Yaşam - Söylem
Biliriz ki yeryüzünde hiç bir canlı varlık bâki değildir. Her canlı varlık kısa ya da uzun yaşamında bir şeylere katlanarak, bir şeyler tecrübe edip öğrenerek, biriktirerek, er ya da geç sıralı ya da sırasız göçüp gidecek, yaşamı terkedecektir. Yaşam fâni iken, yaşanan dünyada insanlık ailesine küçük ya da büyük bir katkı sunarak iz bırakmak ve o sayede kalıcılaşmak ya da ölümsüzleşmek ise her bireyin arzu ettiği bir şeydir. Kkabul etmek gerekir ki bilim, düşün, sanat insanlarının bu bağlamda şansı ortalama bir insana göre daha yüksektir. Çünkü onlar keşif yaparlar, eser (yapıt) inşa ederler. Elbette ki her bilim, düşün ve sanat insanının kalıcılaşması, ölüsüleşmesi mümkün olmaz. Ama her bilim, düşün ve sanat insanı kendisini kalıcılaştıracak, ölümsüzleştirecek bir keşif peşinde koşar, bir eser (yapıt) inşa etmek için uğraşır.

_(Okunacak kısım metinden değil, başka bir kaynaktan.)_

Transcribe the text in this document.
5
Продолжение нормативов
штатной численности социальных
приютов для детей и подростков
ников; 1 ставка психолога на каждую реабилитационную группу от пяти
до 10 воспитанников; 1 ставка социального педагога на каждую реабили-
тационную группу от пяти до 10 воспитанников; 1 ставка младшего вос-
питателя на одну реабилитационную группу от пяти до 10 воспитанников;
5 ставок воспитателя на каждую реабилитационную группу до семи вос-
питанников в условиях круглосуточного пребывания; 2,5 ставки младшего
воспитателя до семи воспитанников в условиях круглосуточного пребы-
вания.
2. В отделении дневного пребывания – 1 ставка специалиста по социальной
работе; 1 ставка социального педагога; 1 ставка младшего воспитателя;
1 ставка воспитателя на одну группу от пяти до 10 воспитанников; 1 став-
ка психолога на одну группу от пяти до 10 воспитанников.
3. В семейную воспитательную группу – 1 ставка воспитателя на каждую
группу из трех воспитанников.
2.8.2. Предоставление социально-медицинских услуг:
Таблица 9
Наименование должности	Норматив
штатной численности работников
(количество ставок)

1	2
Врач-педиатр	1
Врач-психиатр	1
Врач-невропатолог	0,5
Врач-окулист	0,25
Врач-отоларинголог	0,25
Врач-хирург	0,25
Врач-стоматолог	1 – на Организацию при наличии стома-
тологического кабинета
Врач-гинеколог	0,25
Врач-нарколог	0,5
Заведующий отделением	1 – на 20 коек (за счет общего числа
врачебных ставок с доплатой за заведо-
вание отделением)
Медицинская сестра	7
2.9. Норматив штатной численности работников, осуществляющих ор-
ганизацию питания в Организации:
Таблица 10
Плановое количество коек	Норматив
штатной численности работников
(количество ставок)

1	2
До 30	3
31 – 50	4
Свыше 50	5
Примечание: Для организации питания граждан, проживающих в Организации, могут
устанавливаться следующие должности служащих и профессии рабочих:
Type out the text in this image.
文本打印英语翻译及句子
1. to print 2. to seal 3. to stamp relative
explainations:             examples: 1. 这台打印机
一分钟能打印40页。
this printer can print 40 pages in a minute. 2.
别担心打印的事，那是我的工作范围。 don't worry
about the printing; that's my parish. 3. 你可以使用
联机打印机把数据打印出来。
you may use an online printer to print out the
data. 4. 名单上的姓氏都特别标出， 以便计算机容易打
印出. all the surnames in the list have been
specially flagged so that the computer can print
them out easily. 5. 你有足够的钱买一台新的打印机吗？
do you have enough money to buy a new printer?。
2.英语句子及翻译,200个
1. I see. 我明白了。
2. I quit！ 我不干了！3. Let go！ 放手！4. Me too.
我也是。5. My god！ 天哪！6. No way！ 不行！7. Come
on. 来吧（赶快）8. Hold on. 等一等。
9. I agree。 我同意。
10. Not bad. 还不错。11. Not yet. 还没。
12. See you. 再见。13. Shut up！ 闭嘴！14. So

Sözü fotoğrafa getirirsek; Dünya fotoğraf tarihine baktığımızda, tarihin her döneminde adından söz edilecek kadın ve erkek fotoğrafçıların bulunduğunu görmekteyiz. Bunula birlikte ülkemizin fotoğraf tarihine baktığımızda da, adından her dönem söz eidlecek fotoğrafçıların varlığı aşikâr olur. Sehven eksik bırakma ihtimali nedeniyle gerek dünyadan, gerekse ülkemizden bu çaptaki isimleri burada sırlamayı doğru bulmuyoruz. Ancak fotoğraf dünyasındaki herkesi temsilen Ansel Adams, Man Ray, H.C. Bresson, Eugene Smith, Diana Arbus, ... gibi ismleri (daha nicelerini) hatırlatmanın yeterli olacağı kanaatindeyiz.